Randall S. Abate, professor in the Department of Political Science and Sociology and Rechnitz Family/Urban Coast Institute Endowed Chair in Marine and Environmental Law and Policy, delivered the first of this year’s endowed chairs lecture series entitled, “Climate Change and the Voiceless: Protecting Future Generations, Wildlife, and Natural Resources.”
The lecture, sponsored by the Monmouth University Council of Endowed Chairs, gets its name directly from Abate’s new book set to be published next month by Cambridge University Press, and explores how the law, through the context of climate change, can evolve to protect the interests of three seemingly unrelated groups, which Abate refers to collectively as “the voiceless.”
“This characterization of ‘the voiceless’ … whether we’re talking about future generations in the form of children or the unborn, or we’re talking about animals, or we’re talking about natural resources, they share one common vulnerability, which is they do not have a voice in the legal system the way living, adult humans do,” Abate said.
Abate said the voiceless are the most vulnerable and least equipped populations to protect themselves from the impacts of global climate change, which is the number one threat to all life on the planet. He argues that a stewardship-focused, rights-based revolution—through the lens of climate change and climate justice—is needed in order to change domestic and international law protections for these groups.
Arguing that a paradigm shift needs to occur so that legal principles begin to reflect an “ecocentric” model, Abate said we as humans need to view ourselves as one part of a larger ecosystem, placing more responsibility on ourselves to protect groups such as the marginalized and the voiceless. An important aspect of this shift would be to include the element of sustainable development, the idea of keeping the generations of tomorrow in mind when making the decisions of today.

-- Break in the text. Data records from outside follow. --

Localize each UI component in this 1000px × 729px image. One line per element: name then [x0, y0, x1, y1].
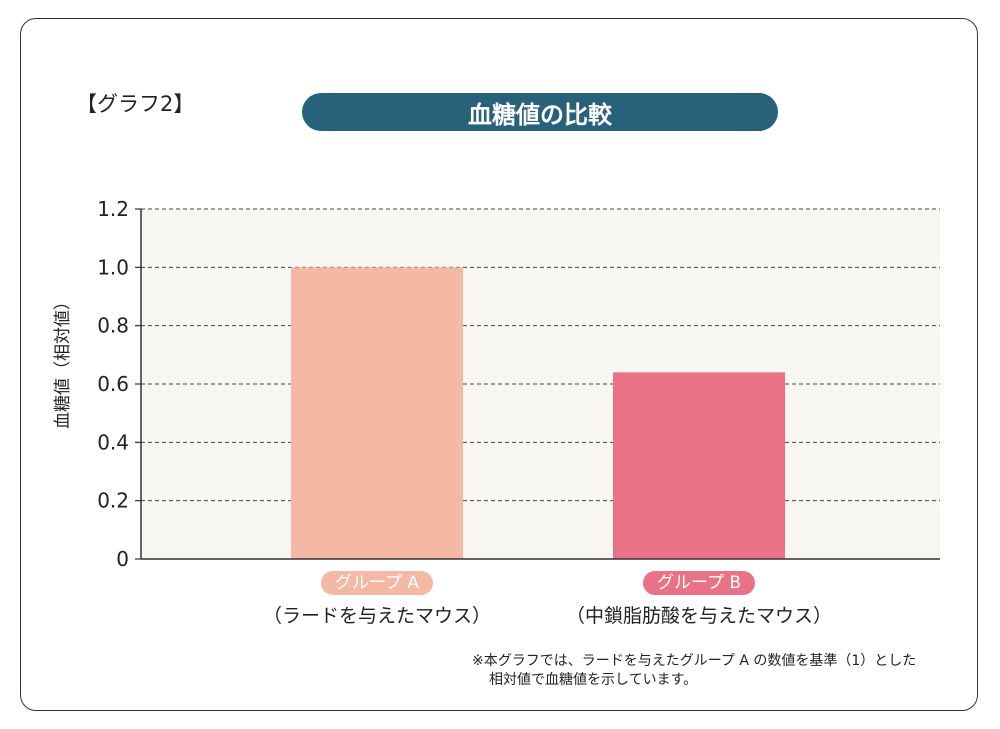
footnote-line-1: ※本グラフでは、ラードを与えたグループ A の数値を基準（1）とした [472, 653, 917, 669]
bar-b [613, 372, 785, 559]
category-pill-b: グループ B [642, 571, 756, 595]
bar-a [291, 267, 463, 559]
y-tick-label: 0.8 [97, 314, 129, 338]
y-tick-label: 0.6 [97, 372, 129, 396]
y-tick-label: 0.2 [97, 489, 129, 513]
category-label-b: グループ B （中鎖脂肪酸を与えたマウス） [499, 571, 899, 628]
category-label-a: グループ A （ラードを与えたマウス） [177, 571, 577, 628]
y-tick-label: 0.4 [97, 430, 129, 454]
category-sub-a: （ラードを与えたマウス） [262, 605, 491, 627]
category-pill-a: グループ A [320, 571, 433, 595]
y-tick-label: 0 [116, 547, 129, 571]
category-sub-b: （中鎖脂肪酸を与えたマウス） [565, 605, 832, 627]
footnote: ※本グラフでは、ラードを与えたグループ A の数値を基準（1）とした 相対値で血… [472, 652, 916, 690]
footnote-line-2: 相対値で血糖値を示しています。 [489, 672, 698, 688]
y-tick-label: 1.2 [97, 197, 129, 221]
graph-label: 【グラフ2】 [76, 92, 195, 116]
y-tick-label: 1.0 [97, 255, 129, 279]
chart-title: 血糖値の比較 [302, 93, 778, 131]
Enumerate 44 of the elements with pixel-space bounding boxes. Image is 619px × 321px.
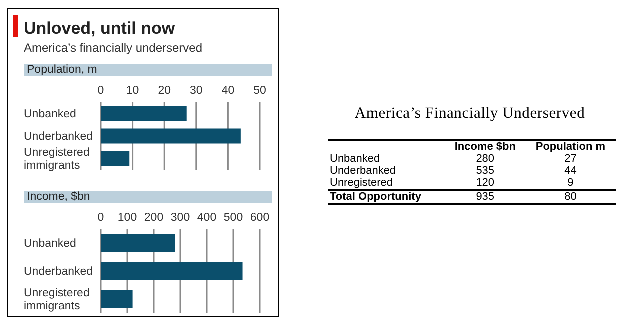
y-tick-label: Unbanked: [24, 238, 76, 250]
bar: [101, 151, 130, 166]
text: 280: [475, 153, 496, 165]
text: 9: [566, 177, 575, 190]
y-tick-label: Unbanked: [24, 108, 76, 120]
bar: [101, 234, 176, 252]
x-tick-label: 400: [197, 212, 217, 224]
text: Total Opportunity: [329, 190, 422, 204]
text: 44: [564, 165, 578, 177]
x-tick-label: 100: [118, 212, 138, 224]
chart-title: Unloved, until now: [24, 19, 176, 39]
x-axis-title: Population, m: [24, 64, 272, 76]
chart-subtitle: America’s financially underserved: [24, 41, 204, 55]
text: Population m: [534, 140, 607, 153]
x-axis-title: Income, $bn: [24, 191, 272, 203]
x-tick-label: 500: [224, 212, 244, 224]
x-tick-label: 200: [144, 212, 164, 224]
x-tick-label: 600: [250, 212, 270, 224]
bar: [101, 290, 133, 308]
text: 27: [564, 153, 578, 165]
text: Unbanked: [329, 153, 382, 165]
y-tick-label: Underbanked: [24, 266, 94, 278]
text: 535: [475, 165, 496, 177]
text: Unregistered: [329, 177, 394, 190]
x-tick-label: 0: [98, 212, 104, 224]
text: America’s Financially Underserved: [354, 105, 586, 123]
x-tick-label: 40: [222, 85, 235, 97]
x-tick-label: 50: [254, 85, 266, 97]
text: 120: [475, 177, 496, 190]
text: 80: [564, 190, 578, 204]
x-tick-label: 30: [190, 85, 203, 97]
bar: [101, 128, 241, 144]
x-tick-label: 300: [170, 212, 190, 224]
y-tick-label: Unregistered immigrants: [24, 147, 90, 172]
y-tick-label: Unregistered immigrants: [24, 288, 90, 312]
x-tick-label: 0: [98, 85, 104, 97]
y-tick-label: Underbanked: [24, 131, 94, 143]
bar: [101, 262, 243, 280]
text: 935: [475, 190, 496, 204]
bar: [101, 106, 187, 122]
x-tick-label: 10: [126, 85, 140, 97]
x-tick-label: 20: [158, 85, 171, 97]
text: Underbanked: [329, 165, 398, 177]
text: Income $bn: [454, 140, 517, 153]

“The ecocentric model would require a stepping away from that capitalistic, human-centered focus in a way that recognizes our place in a larger ecosystem among non-humans and the unborn,” Abate said. “We need to have a higher burden on the government to act as a steward of resources, and animals, and future generations.”
Along with adopting an ecocentric mantra, and identifying the rights of future generations so that sustainable development can be incorporated at the government level, Abate argues that a rights-based, climate justice approach to law needs to be adopted as a checks and balances mechanism for these groups.
“We need a legal system where those that are not adequately protected, these voiceless communities, are empowered with rights that they can enforce in courts when they are not adequately protected through these government stewardship obligations,” Abate said.
In both his lecture and in his book, which is available for pre-order, Abate retraces the history of environmental law in the United States, pinpointing gaps left by those early initiatives, which led to the environmental justice, and now the climate justice, movements.
He also highlights a slew of both climate justice and non-climate justice-related litigation and initiatives happening around the world to protect the voiceless, which together form the basis for rights-based change and protections at both the national and international law levels to address the myriad social, economic, political and legal challenges linked to climate change.
“We have to have an ecocentric view of protecting our world moving forward in the face of climate change. We aren’t going to be able to do that just by worrying about our own needs,” Abate said. “That’s how all this fits together in terms of a proposal to protect the voiceless, in a way that is ecocentric … [that] ultimately builds on the momentum of some of these developments outside of climate change to use as leverage for enhancing our efforts to regulate climate change moving forward.”
Abate delivered a similar lecture to Rutgers University professors and students as an invited speaker for the “Governance in the Anthropocene Speaker Series” held on Sept. 18, 2019. The speaker series is co-hosted by the Rutgers Climate Institute and the Rutgers Department of Human Ecology. A video recording of the lecture is available online.